Jehan des Torgnoles, assis à terre, maintenu autant par sa faiblesse que
par des poings vigoureux, regarde et entend sans comprendre tout à fait.
Hélas, l'horrible rêve continue. Les gens qui l'entourent sont-ils des
routiers anglais? Est-ce du populaire de Compiègne? Il ne sait au juste.
Est-il en ville ou bien encore dans les halliers de la forêt? Il ne
reconnaît vraiment que le pauvre Bonvarlet étendu sur le pavé, figure
tragique. Et aussi, au premier rang des gens qui l'entourent et le plus
acharné à le maltraiter, l'usurier Rongemaille au rictus féroce.
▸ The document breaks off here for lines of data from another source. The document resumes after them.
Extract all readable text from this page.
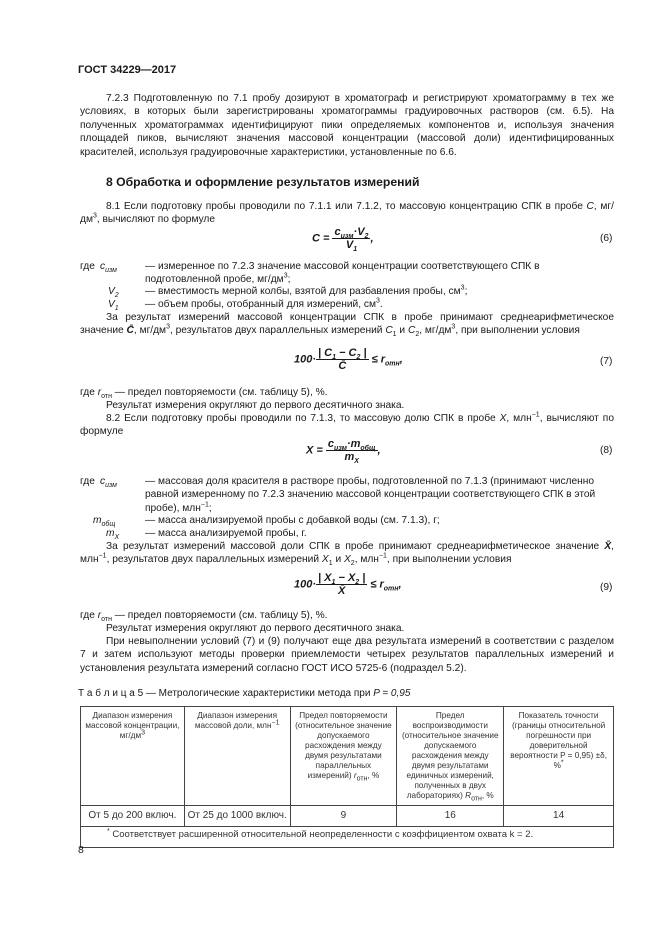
ГОСТ 34229—2017
7.2.3 Подготовленную по 7.1 пробу дозируют в хроматограф и регистрируют хроматограмму в тех же условиях, в которых были зарегистрированы хроматограммы градуировочных растворов (см. 6.5). На полученных хроматограммах идентифицируют пики определяемых компонентов и, используя значения площадей пиков, вычисляют значения массовой концентрации (массовой доли) идентифицированных красителей, используя градуировочные характеристики, установленные по 6.6.
8 Обработка и оформление результатов измерений
8.1 Если подготовку пробы проводили по 7.1.1 или 7.1.2, то массовую концентрацию СПК в пробе C, $мг/дм^3$, вычисляют по формуле
$C = \frac{c_{изм}\cdot V_2}{V_1}$ ,	(6)
где $c_{изм}$	— измеренное по 7.2.3 значение массовой концентрации соответствующего СПК в подготовленной пробе, $мг/дм^3$;
$V_2$	— вместимость мерной колбы, взятой для разбавления пробы, $см^3$;
$V_1$	— объем пробы, отобранный для измерений, $см^3$.
За результат измерений массовой концентрации СПК в пробе принимают среднеарифметическое значение C̄, $мг/дм^3$, результатов двух параллельных измерений $C_1$ и $C_2$, $мг/дм^3$, при выполнении условия
$100\cdot \frac{| C_1 - C_2 |}{C̄} \le r_{отн}$,	(7)
где $r_{отн}$ — предел повторяемости (см. таблицу 5), %.
Результат измерения округляют до первого десятичного знака.
8.2 Если подготовку пробы проводили по 7.1.3, то массовую долю СПК в пробе X, млн$^{-1}$, вычисляют по формуле
$X = \frac{c_{изм}\cdot m_{общ}}{m_X}$ ,	(8)
где $c_{изм}$	— массовая доля красителя в растворе пробы, подготовленной по 7.1.3 (принимают численно равной измеренному по 7.2.3 значению массовой концентрации соответствующего СПК в этой пробе), млн$^{-1}$;
$m_{общ}$	— масса анализируемой пробы с добавкой воды (см. 7.1.3), г;
$m_X$	— масса анализируемой пробы, г.
За результат измерений массовой доли СПК в пробе принимают среднеарифметическое значение X̄, млн$^{-1}$, результатов двух параллельных измерений $X_1$ и $X_2$, млн$^{-1}$, при выполнении условия
$100\cdot \frac{| X_1 - X_2 |}{X̄} \le r_{отн}$,	(9)
где $r_{отн}$ — предел повторяемости (см. таблицу 5), %.
Результат измерения округляют до первого десятичного знака.
При невыполнении условий (7) и (9) получают еще два результата измерений в соответствии с разделом 7 и затем используют методы проверки приемлемости четырех результатов параллельных измерений и установления результата измерений согласно ГОСТ ИСО 5725-6 (подраздел 5.2).
Т а б л и ц а 5 — Метрологические характеристики метода при P = 0,95
Диапазон измерения массовой концентрации, $мг/дм^3$	Диапазон измерения массовой доли, млн$^{-1}$	Предел повторяемости (относительное значение допускаемого расхождения между двумя результатами параллельных измерений) $r_{отн}$, %	Предел воспроизводимости (относительное значение допускаемого расхождения между двумя результатами единичных измерений, полученных в двух лабораториях) $R_{отн}$, %	Показатель точности (границы относительной погрешности при доверительной вероятности P = 0,95) ±δ, %*
От 5 до 200 включ.	От 25 до 1000 включ.	9	16	14
* Соответствует расширенной относительной неопределенности с коэффициентом охвата k = 2.				
8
[Illustration: La corde impitoyable se tend.]

Quoi? on l'accuse d'avoir assassiné Bonvarlet? C'est un cauchemar causé
par la fièvre et qui va se dissiper tout à l'heure! Mais des mains lui
passent une corde au cou, on le pousse, on le soulève, on le hisse. La
corde est jetée à la première balustrade du portail. Il n'y a plus qu'à
tirer et justice sera faite de l'assassin de Bonvarlet.

Cette fois Jehan se débat, il se secoue violemment pour se réveiller et
pousse des cris de fureur. Moi? assassin de mon maître Jacques
Bonvarlet! Moi qui courais depuis deux jours et deux nuits pour le
sauver! Moi qui ai failli tomber sous les coups des routiers qui le
poursuivaient!... Je veux voir le gouverneur! Prévenez-le! Il y a dans
Compiègne des traîtres qui doivent livrer la ville... A moi, messire de
Flavy! Il y a des traîtres... Tenez dans cette maison que je guettais
cette nuit...

La main de Rongemaille tire sur la corde. Mais Jehan, hagard, les yeux
hors de la tête, a retrouvé toute sa force, il se dégage à demi, étend
le bras vers le portail.

--Vierge de pierre, saints et saintes du portail, s'écrie-t-il, je vous
appelle en témoignage. Vous avez vu ce meurtre horrible, vous avez vu
l'assassin! Est-ce moi, Vierge de pierre? Parlez, je vous adjure! Dites
que je ne suis pas coupable de ce crime! Dragons, serpents, basilics
sculptés dans la pierre, parlez!

Hélas, sous la fureur de la foule, la corde impitoyable se tend, Jehan
va périr.

--L'assassin, crie Jehan à demi étranglé, le traître qui veut livrer la
ville aux Anglais, il est dans cette maison, je vous dis... Mais non, il
est ici, je le vois le traître, l'homme, des Anglais... c'est...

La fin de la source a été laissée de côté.